Soy protein was found at concentrations up to 236 ppm in wheat flour, a dose of 7.1 mg soy protein per 30 g serving. No published soy challenges have reported an objective allergic reaction from doses at or below 7.1 mg soy protein. Despite this observation, the quantitative risk assessment indicates that the user risk from soy commingling with wheat flour is rather substantial predicting 2850 reactions per day among soy-allergic consumers in the U.S. alone. Since no published reports exist of reactions that might be attributable to soy comingling with wheat flour, clinical allergists are either overlooking all of these cases (unlikely if 2850 occur per day in the U.S.) or the quantitative risk assessment is overstating the actual risk. A thorough examination of the inputs to the quantitative risk assessment suggests that are several factors that could result in an overestimation
However, the level of predicted risk (23.4 ± 4.9 per 100 soy-allergic user eating occasions) occurring if wheat flour contained the maximum level of soy contamination (10%) allowed by USDA grain standards is 100-fold higher. Perhaps consideration should be given to lowering these allowable levels of soy commingling to assure protection of soy-allergic consumers.
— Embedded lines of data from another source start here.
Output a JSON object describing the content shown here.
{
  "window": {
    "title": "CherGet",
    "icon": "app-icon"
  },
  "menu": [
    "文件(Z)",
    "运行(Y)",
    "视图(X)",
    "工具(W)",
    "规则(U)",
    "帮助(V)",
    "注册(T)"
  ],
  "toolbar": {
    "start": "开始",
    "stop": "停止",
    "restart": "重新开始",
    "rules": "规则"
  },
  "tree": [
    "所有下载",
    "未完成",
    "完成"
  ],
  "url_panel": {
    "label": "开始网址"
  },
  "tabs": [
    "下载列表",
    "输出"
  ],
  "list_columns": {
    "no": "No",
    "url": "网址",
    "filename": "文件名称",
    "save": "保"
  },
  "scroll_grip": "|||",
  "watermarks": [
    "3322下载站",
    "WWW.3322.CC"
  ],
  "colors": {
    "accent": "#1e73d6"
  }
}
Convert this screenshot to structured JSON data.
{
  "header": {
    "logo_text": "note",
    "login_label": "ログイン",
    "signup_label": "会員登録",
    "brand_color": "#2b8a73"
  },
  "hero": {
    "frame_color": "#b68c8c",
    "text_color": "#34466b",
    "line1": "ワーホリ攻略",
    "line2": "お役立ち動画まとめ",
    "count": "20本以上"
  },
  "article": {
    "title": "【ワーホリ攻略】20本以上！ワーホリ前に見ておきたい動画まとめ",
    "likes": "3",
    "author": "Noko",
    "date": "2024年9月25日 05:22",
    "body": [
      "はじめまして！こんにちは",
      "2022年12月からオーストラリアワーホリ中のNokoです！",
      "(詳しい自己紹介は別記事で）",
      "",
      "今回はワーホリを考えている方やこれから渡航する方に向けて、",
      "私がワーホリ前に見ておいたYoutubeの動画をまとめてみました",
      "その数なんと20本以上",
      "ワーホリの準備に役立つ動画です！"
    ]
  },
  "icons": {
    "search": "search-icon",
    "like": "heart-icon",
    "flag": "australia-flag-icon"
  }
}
I later noticed that the above work is about to be shortly published with more details added.The preliminary abstract displays a rather surprisingly "no-need-to-worry" context reminiscent of my previously quoted links. The "get-out" from above mentioned discrepancy is ascribed to -
However, the predicted reactions occur at exposure levels below the lowest eliciting dose observed to provoke objective reactions in clinical oral soy challenges. Given this low level of predicted risk and the lack of evidence for allergic reactions among soy-allergic consumers to wheat-based products, the avoidance of wheat-based products by soy-allergic consumers does not appear to be necessary.
I suspect this is another way of saying that the "present" theory has "encountered" some practical limitations which take precedence. The potential implication to Vital labelling decisions seems to not yet be considered.
Regardless, the content does indicate that the 10% tolerance mentioned earlier is applicable as a USDA criterion for (gross) wheat / soy cross-contamination. But the abstract does not mention anything about the "100-fold higher" mentioned above.
Some of the opinions inevitably involve a decision as to what is considered an "acceptable" incident rate, or to quote the unusual phraseology in Juliane's file, how to handle the "exquisitely" sensitive soy-allergic members of the population. Statistical logic unfortunately cannot avoid appearing quite "cold-blooded" at times.
Rgds / Charles.C
Edited by Charles.C, 26 November 2013 - 03:31 AM.